Why Do Dogs Dig & How to Stop Them?

Dogs have been digging for thousands of years, and while it’s a natural behavior for them, it can be a source of frustration for many pet owners. Digging is deeply ingrained in a dog’s instincts, and understanding why they do it is the first step to preventing or redirecting this behavior.

Reasons Why Dogs Dig:

Instinctual Behavior

Digging is an instinctual behavior for dogs, dating back to their ancestors. Wild canines would dig to create dens, hide food, or find prey. Domestic dogs have retained this instinct, and some breeds are more prone to digging than others due to their genetic heritage. 

Solution: Consider designating a specific area in your yard where your dog is allowed to dig. Bury toys, treats, or bones in this area to encourage them to dig there instead of in unwanted areas.


Boredom is a significant motivator for dogs to start digging. If they don’t have enough physical or mental stimulation, they may dig as a form of entertainment, restlessness and to expend energy. 

Solution: Ensure your dog gets enough exercise (e.g. through regular walks and playtime) and mentally stimulating activities such as puzzle toys, treat-dispensing toys and training exercises.
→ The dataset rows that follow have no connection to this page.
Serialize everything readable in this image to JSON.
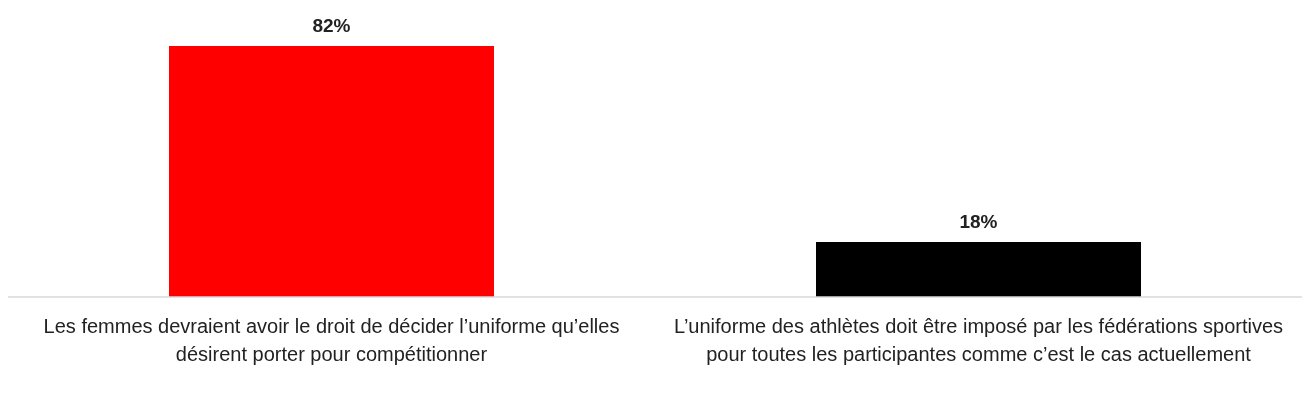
{
  "chart_data": {
    "type": "bar",
    "categories": [
      "Les femmes devraient avoir le droit de décider l’uniforme qu’elles désirent porter pour compétitionner",
      "L’uniforme des athlètes doit être imposé par les fédérations sportives pour toutes les participantes comme c’est le cas actuellement"
    ],
    "values": [
      82,
      18
    ],
    "colors": [
      "#ff0000",
      "#000000"
    ],
    "value_labels": [
      "82%",
      "18%"
    ]
  }
}
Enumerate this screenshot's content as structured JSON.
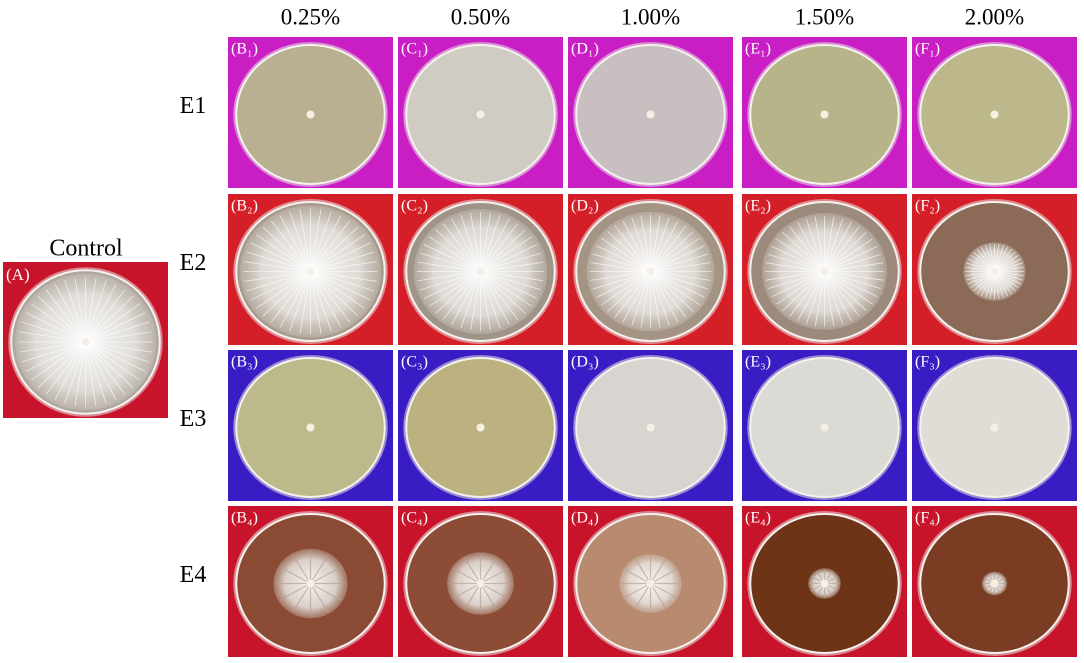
{
  "control": {
    "title": "Control",
    "label": "(A)"
  },
  "columns": [
    "0.25%",
    "0.50%",
    "1.00%",
    "1.50%",
    "2.00%"
  ],
  "rows": [
    {
      "label": "E1",
      "panels": [
        "(B₁)",
        "(C₁)",
        "(D₁)",
        "(E₁)",
        "(F₁)"
      ]
    },
    {
      "label": "E2",
      "panels": [
        "(B₂)",
        "(C₂)",
        "(D₂)",
        "(E₂)",
        "(F₂)"
      ]
    },
    {
      "label": "E3",
      "panels": [
        "(B₃)",
        "(C₃)",
        "(D₃)",
        "(E₃)",
        "(F₃)"
      ]
    },
    {
      "label": "E4",
      "panels": [
        "(B₄)",
        "(C₄)",
        "(D₄)",
        "(E₄)",
        "(F₄)"
      ]
    }
  ]
}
Mental stimulation can be just as tiring as physical exercise.

To Cool Down

Dogs may dig to create a cool spot in hot weather. Digging into the ground allows them to access cooler soil, offering relief from the heat. 

Solution: Always ensure your dog has a cool, dry and shaded area to relax and has plenty of clean water. Consider bringing your dog indoors or using cooling mats during warmer weather.


Some dogs may dig to find the scent of other animals or even as a way to escape their yard to seek companionship or explore. 

Solution: If they are seeking companionship, try letting them meet and play with other dogs (while being supervised of course) . Dog parks or organised play dates can help your dog enjoy the company of other canines as well as tiring them out! If your dog has a need for adventure, try taking them to new places such as a beach, new park or new suburb where they can explore some different smells.

You can also train your dog to understand the “no digging” command. When you catch them in the act, calmly say “no” and redirect their attention to a toy or activity. Reward them when they obey your command. 

Anxiety & Stress

Digging can be a manifestation of anxiety or stress. If a dog is feeling anxious or insecure, they may dig as a way to comfort themselves or release nervous energy. 

Solution: If digging is a response to anxiety or stress, consult with a veterinarian or professional dog trainer to address the underlying issues.